Where “Truly Moving Pictures” Reign

If you’ve ever considered going to a film festival, but have been worried you may find material that stretches the envelope beyond your comfort zone, - Heartland may be a great one to check out.

Held every October in Indianapolis Indiana, Heartland aspirers to "recognize and honor filmmakers whose work explores the human journey by artistically expressing hope and respect for the positive values of life."

While not all of the films honored are “family” movies, my experience has proved the festival directors really do understand what positive values in media are all about. Their selections all have exceptional messages, although some do contain content that isn’t suitable for children and teens.

However, the vast majority of movies are family-friendly, and those titles that are not appropriate for younger audiences are clearly indicated. These unique traits and features make this one of the few film festivals where you can confidently explore independent cinema without nasty content surprises.

Started in 1991, The Heartland Film Festival was inspired from the professional experience of Jeff Sparks.

"For ten years I ran a treatment center for emotionally disturbed kids,” he explains. “It was halfway through that time that I saw the media’s impact on our kids was very, very strong." Sparks also observed an alarming similarity in their entertainment tastes. "These kids with deep wounds were pulled more to the exploitive, dark, depressing, and degrading films and media."

This first hand experience with media’s powerful influence on young people led Sparks in a new direction. Drawing on his past academic studies (a degree in directing live theater), he and a friend pioneered The Harmony Project - a lab aimed at developing new "life affirming" scripts for theater and film.

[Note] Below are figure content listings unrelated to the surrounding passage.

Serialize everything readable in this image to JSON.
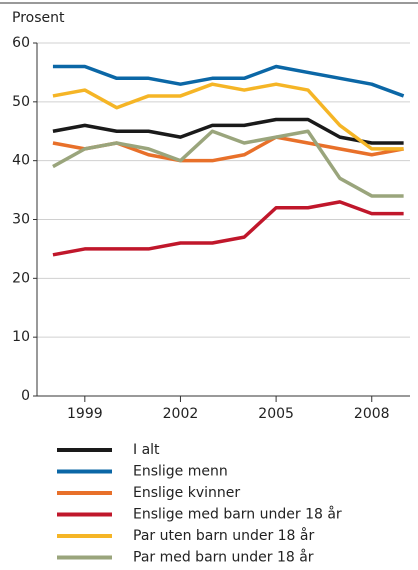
{
  "chart_data": {
    "type": "line",
    "y_label": "Prosent",
    "x": [
      1998,
      1999,
      2000,
      2001,
      2002,
      2003,
      2004,
      2005,
      2006,
      2007,
      2008,
      2009
    ],
    "xlim": [
      1997.5,
      2009.2
    ],
    "xticks": [
      1999,
      2002,
      2005,
      2008
    ],
    "ylim": [
      0,
      60
    ],
    "yticks": [
      0,
      10,
      20,
      30,
      40,
      50,
      60
    ],
    "grid": true,
    "series": [
      {
        "name": "I alt",
        "color": "#1a1a1a",
        "values": [
          45,
          46,
          45,
          45,
          44,
          46,
          46,
          47,
          47,
          44,
          43,
          43
        ]
      },
      {
        "name": "Enslige menn",
        "color": "#0b67a6",
        "values": [
          56,
          56,
          54,
          54,
          53,
          54,
          54,
          56,
          55,
          54,
          53,
          51
        ]
      },
      {
        "name": "Enslige kvinner",
        "color": "#e8702a",
        "values": [
          43,
          42,
          43,
          41,
          40,
          40,
          41,
          44,
          43,
          42,
          41,
          42
        ]
      },
      {
        "name": "Enslige med barn under 18 år",
        "color": "#c0172b",
        "values": [
          24,
          25,
          25,
          25,
          26,
          26,
          27,
          32,
          32,
          33,
          31,
          31
        ]
      },
      {
        "name": "Par uten barn under 18 år",
        "color": "#f5b526",
        "values": [
          51,
          52,
          49,
          51,
          51,
          53,
          52,
          53,
          52,
          46,
          42,
          42
        ]
      },
      {
        "name": "Par med barn under 18 år",
        "color": "#9aa57c",
        "values": [
          39,
          42,
          43,
          42,
          40,
          45,
          43,
          44,
          45,
          37,
          34,
          34
        ]
      }
    ]
  }
}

The project enjoyed remarkable success, especially on stage. More than a dozen scripts played in New York Off Broadway, with one making it to the bright Broadway lights, along with a few films being broadcast on Showtime.

Needing a place to promote and showcase these and similar efforts, a film festival was born. Heartland is one of the few of such venues to offer cash awards to independent filmmakers; Their "Crystal Heart Awards" dish out $100,000 each year, including a $50,000 grand prize for the Best Dramatic Feature.

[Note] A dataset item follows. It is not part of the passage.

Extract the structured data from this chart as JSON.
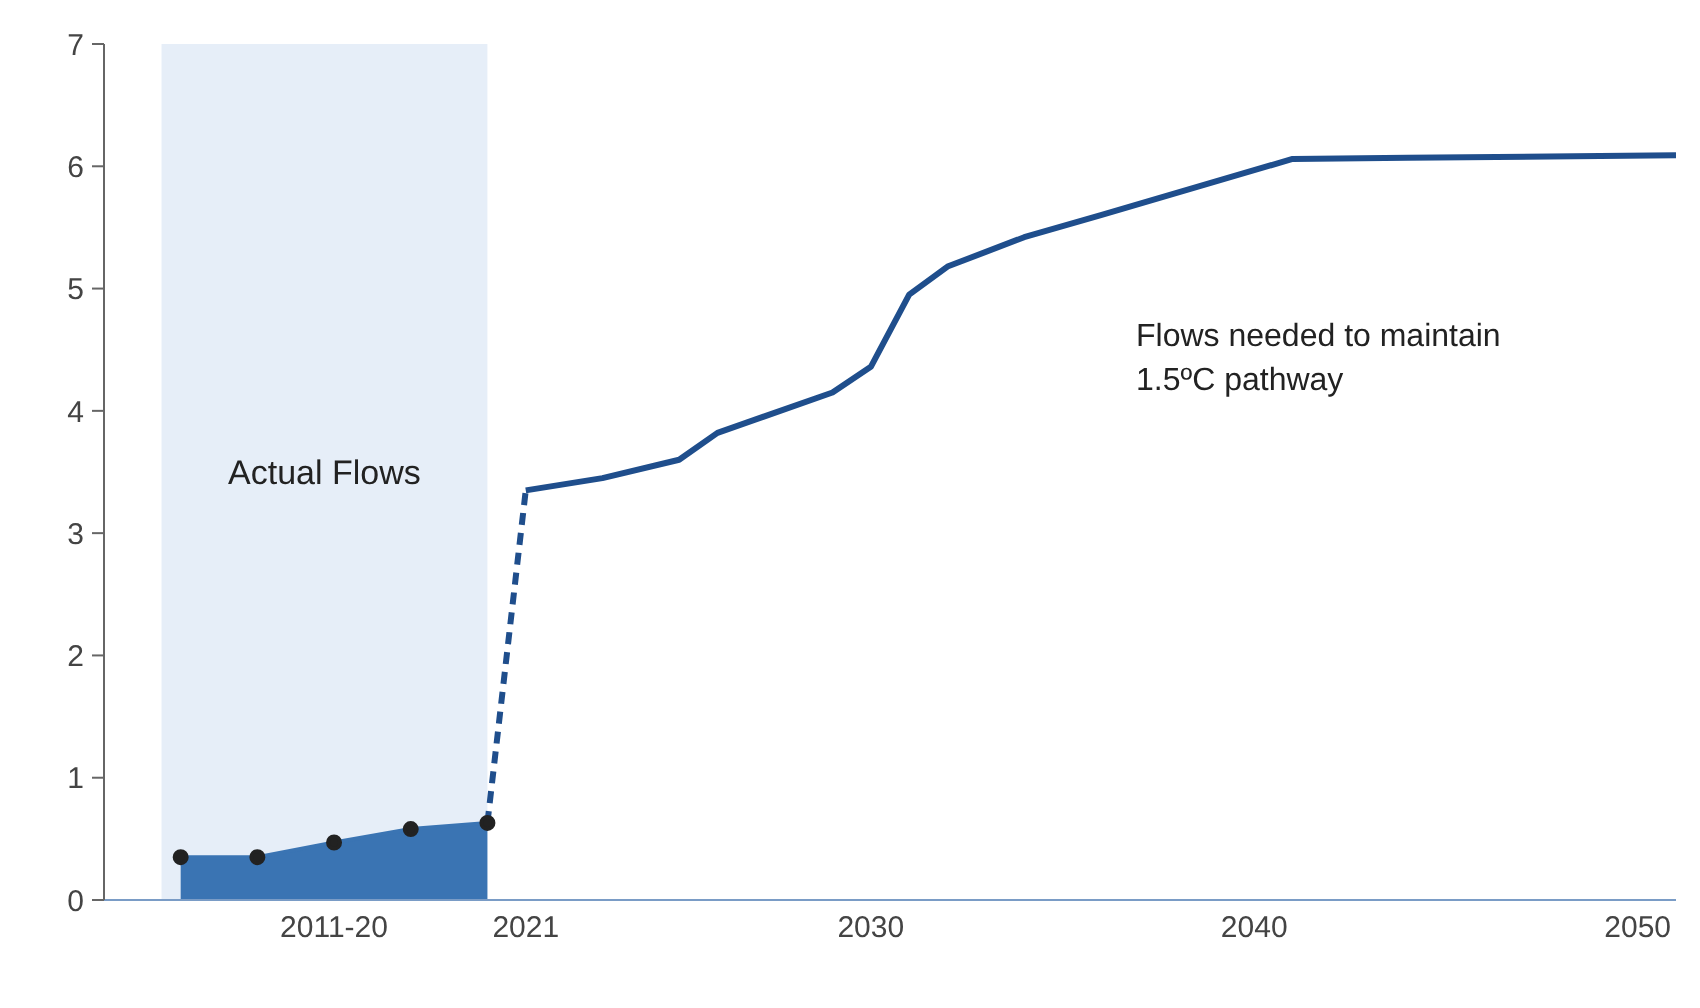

Since Heartlands inception, many small but worthy productions have received its recognition. On the list of films earning a Crystal Heart this time is Knightscove Entertainment’s warm story about a father and son racing team entitled Kart Racer [].

Beginning in 2000, Heartland adopted an "Award of Excellence For Truly Moving Pictures" to honor mainstream theatrically released movies. Remember the Titans [] was the first recipient. In 2001, Hearts In Atlantis [], The Princess Diaries [] and Finding Forrester [] were also presented with this award. Other recipients include The Rookie [], Jonah: A VeggieTale Movie [], Tuck Everlasting [], and the Emperor’s Club [].
Secondhand Lions []

Aside from the many films that will be available for viewing throughout the week, Heartland will also host special galas and premieres to provide an inside look at the industry and give audiences a chance to interact with filmmakers.

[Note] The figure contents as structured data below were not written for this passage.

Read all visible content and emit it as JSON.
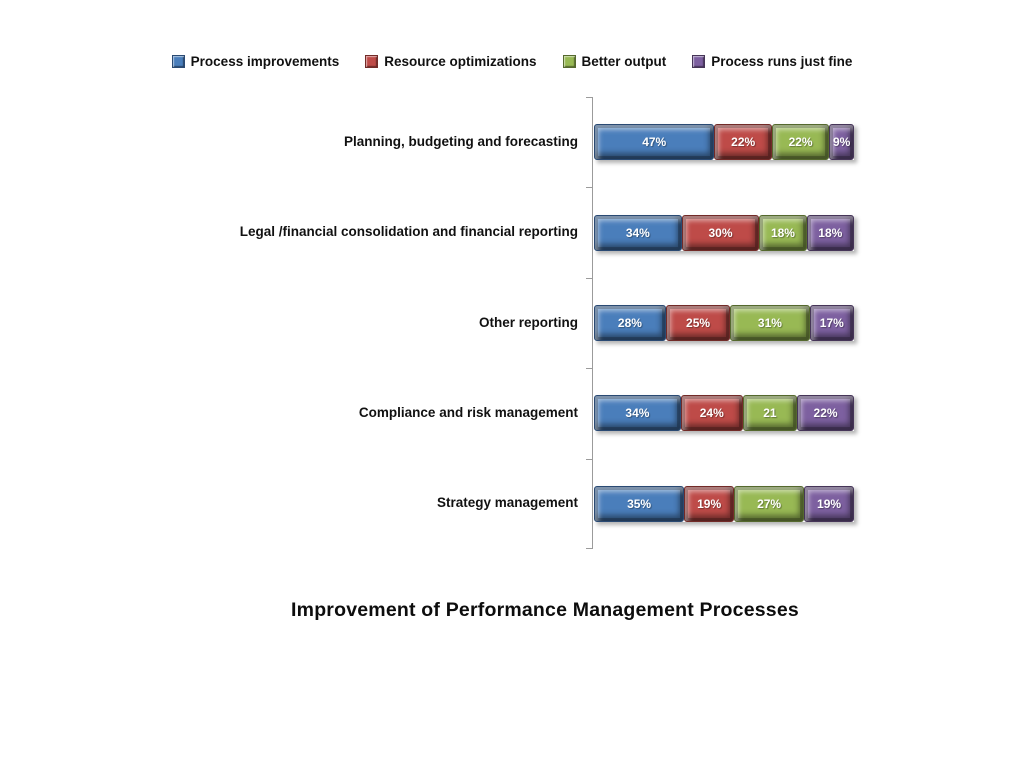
{
  "chart_data": {
    "type": "bar",
    "variant": "stacked-horizontal",
    "title": "Improvement of Performance Management Processes",
    "legend_position": "top",
    "grid": false,
    "xlim": [
      0,
      100
    ],
    "axis_color": "#9b9b9b",
    "categories": [
      "Planning, budgeting and forecasting",
      "Legal /financial consolidation and financial reporting",
      "Other reporting",
      "Compliance and risk management",
      "Strategy management"
    ],
    "series": [
      {
        "name": "Process improvements",
        "color": "#4A7EBB",
        "border_color": "#2A4A73",
        "values": [
          47,
          34,
          28,
          34,
          35
        ],
        "labels": [
          "47%",
          "34%",
          "28%",
          "34%",
          "35%"
        ]
      },
      {
        "name": "Resource optimizations",
        "color": "#BE4B48",
        "border_color": "#722B28",
        "values": [
          22,
          30,
          25,
          24,
          19
        ],
        "labels": [
          "22%",
          "30%",
          "25%",
          "24%",
          "19%"
        ]
      },
      {
        "name": "Better output",
        "color": "#98B954",
        "border_color": "#55692E",
        "values": [
          22,
          18,
          31,
          21,
          27
        ],
        "labels": [
          "22%",
          "18%",
          "31%",
          "21",
          "27%"
        ]
      },
      {
        "name": "Process runs just fine",
        "color": "#7D60A0",
        "border_color": "#463558",
        "values": [
          9,
          18,
          17,
          22,
          19
        ],
        "labels": [
          "9%",
          "18%",
          "17%",
          "22%",
          "19%"
        ]
      }
    ]
  }
}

The festivals’ crowning moment is the Crystal Heart Awards Program, where the filmmakers are honored.

So, if you’re hankering for a film festival experience, you’ll probably have a “truly moving” experience at Heartland.

If getting to Indianapolis isn’t a possibility, many of Heartland’s “Award of Excellence” titles are available at video stores. The independent titles may be a little harder to find, but Heartland is beginning to distribute some on DVD. Look for Best Man In Grass Creek [], Diary of a City Priest [], and The Basket [].